Photo/Illutration Construction has yet to begin for a bullet train station in Dallas, Texas, under a project supported by the Japan Overseas Infrastructure Investment Corporation for Transport & Urban Development (JOIN). (Asahi Shimbun file photo)

Most of Japan’s so-called public-private investment funds have suffered from mismanagement and are now nearly entirely controlled by the central government.

The government’s investment ratio averaged about 80 percent for eight representative public-private funds, an Asahi Shimbun study found.

The ratio exceeded 90 percent for five of them.

The public and private sectors jointly financed these funds to support investments that would be too risky for the private sector alone. The private sector is supposed to take the lead in identifying investment opportunities for the funds.

However, inefficient management has prevailed, resulting in a series of investment failures.

The government has underwritten most of the additional capital pumped into the funds, greatly increasing the ratio held by the public sector.

Fourteen public-private funds were subject to inspection by the Cabinet Secretariat as of the end of March 2023.

Eight of the 14 funds are financed by “fiscal investment and loans” based on the premise that the funds will be repaid to the government after the investment is completed.

The Asahi Shimbun examined the investment status of these eight funds, which were established between 2009 and 2022.

Six of the eight funds were equally funded by the government and the private companies when they were established. The two exceptions were the Japan Investment Corp. (JIC) and the Cool Japan Fund Inc. (CJ), both under the jurisdiction of the economy ministry.

The government does not set a ceiling on the ratio of its investment in the funds.

According to a senior Finance Ministry official, the 50-50 split between the government and the private companies was often used in keeping with the “public-private” structure.

At the time of its establishment, the CJ requested a loan and financing from the government, explaining it expected “about the same amount of investment from the private sector as from the government.”

However, as of the end of fiscal 2023, the average government investment in these eight funds had risen to 80.2 percent.

Of the six funds that started with a 50-50 stake, the government’s share has increased in five of them.

The state’s investment ratio exceeded 90 percent in three funds: the Japan Overseas Infrastructure Investment Corporation for Transport & Urban Development (JOIN); the Agriculture, Forestry and Fisheries Fund Corporation for Innovation, Value-chain and Expansion Japan (A-FIVE); and the Fund Corporation for the Overseas Development of Japan’s ICT and Postal Services (JICT).

When these funds increased their capital for business expansion, the government underwrote much of the expansion while the companies contributed only a small amount.
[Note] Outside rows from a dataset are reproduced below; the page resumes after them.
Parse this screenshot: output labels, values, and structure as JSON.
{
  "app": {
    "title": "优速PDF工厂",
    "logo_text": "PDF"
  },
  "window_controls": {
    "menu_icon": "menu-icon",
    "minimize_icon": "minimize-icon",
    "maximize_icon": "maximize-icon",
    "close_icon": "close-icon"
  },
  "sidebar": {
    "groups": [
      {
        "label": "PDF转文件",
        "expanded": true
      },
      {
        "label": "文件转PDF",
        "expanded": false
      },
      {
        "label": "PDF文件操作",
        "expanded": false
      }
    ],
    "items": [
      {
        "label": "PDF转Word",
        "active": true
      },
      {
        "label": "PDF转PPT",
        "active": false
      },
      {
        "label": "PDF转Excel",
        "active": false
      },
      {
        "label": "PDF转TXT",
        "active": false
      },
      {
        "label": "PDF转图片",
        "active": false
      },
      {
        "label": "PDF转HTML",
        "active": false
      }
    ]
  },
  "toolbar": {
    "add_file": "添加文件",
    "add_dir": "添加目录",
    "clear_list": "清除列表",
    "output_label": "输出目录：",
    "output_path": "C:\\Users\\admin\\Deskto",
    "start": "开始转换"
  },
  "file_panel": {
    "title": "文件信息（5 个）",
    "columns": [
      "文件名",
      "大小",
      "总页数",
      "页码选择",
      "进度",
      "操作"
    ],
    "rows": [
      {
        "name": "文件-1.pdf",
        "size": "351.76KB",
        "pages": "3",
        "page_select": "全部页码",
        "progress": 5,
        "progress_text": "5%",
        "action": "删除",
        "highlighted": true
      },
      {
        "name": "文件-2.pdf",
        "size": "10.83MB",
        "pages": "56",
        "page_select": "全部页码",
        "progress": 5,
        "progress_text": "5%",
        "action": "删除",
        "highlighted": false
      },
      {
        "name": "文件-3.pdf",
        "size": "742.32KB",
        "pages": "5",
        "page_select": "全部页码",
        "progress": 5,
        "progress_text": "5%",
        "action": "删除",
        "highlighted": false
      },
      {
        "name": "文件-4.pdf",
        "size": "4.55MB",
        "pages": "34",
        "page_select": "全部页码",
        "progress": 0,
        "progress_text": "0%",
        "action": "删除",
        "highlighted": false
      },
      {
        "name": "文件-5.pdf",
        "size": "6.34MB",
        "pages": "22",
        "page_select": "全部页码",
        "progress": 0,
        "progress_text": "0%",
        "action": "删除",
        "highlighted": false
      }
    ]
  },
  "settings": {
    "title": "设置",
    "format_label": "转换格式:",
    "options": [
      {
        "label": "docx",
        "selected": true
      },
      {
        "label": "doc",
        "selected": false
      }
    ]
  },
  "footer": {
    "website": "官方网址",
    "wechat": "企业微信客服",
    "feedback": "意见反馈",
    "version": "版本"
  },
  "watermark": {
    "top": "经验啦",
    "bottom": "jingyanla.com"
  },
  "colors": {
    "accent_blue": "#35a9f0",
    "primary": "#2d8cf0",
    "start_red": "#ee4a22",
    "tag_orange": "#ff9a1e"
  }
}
For example, JOIN bolstered its capital by 265.1 billion yen ($1.72 billion) in total, of which more than 99 percent, or 264.6 billion yen, was provided by the government. Private companies contributed 500 million yen.

If a fund is effectively run and controlled entirely by the government, losses incurred by the companies in the event of an investment failure will be reduced. Under these conditions, the company will likely lose its incentive to check on the management of the fund.

Most of the funds in which the government holds more than 90 percent of the equity have accumulated losses exceeding 10 billion yen, and they are in urgent need of a management overhaul.

“The private sector is only investing in these funds out of courtesy, and the ‘public-private partnership’ is nothing more than a name,” Hideaki Tanaka, a professor of public finance at Meiji University, said. “Deficit-ridden funds should be eliminated, and the government's investment ratio should be limited to about one-third in order to allow the private sector to take the lead in management.”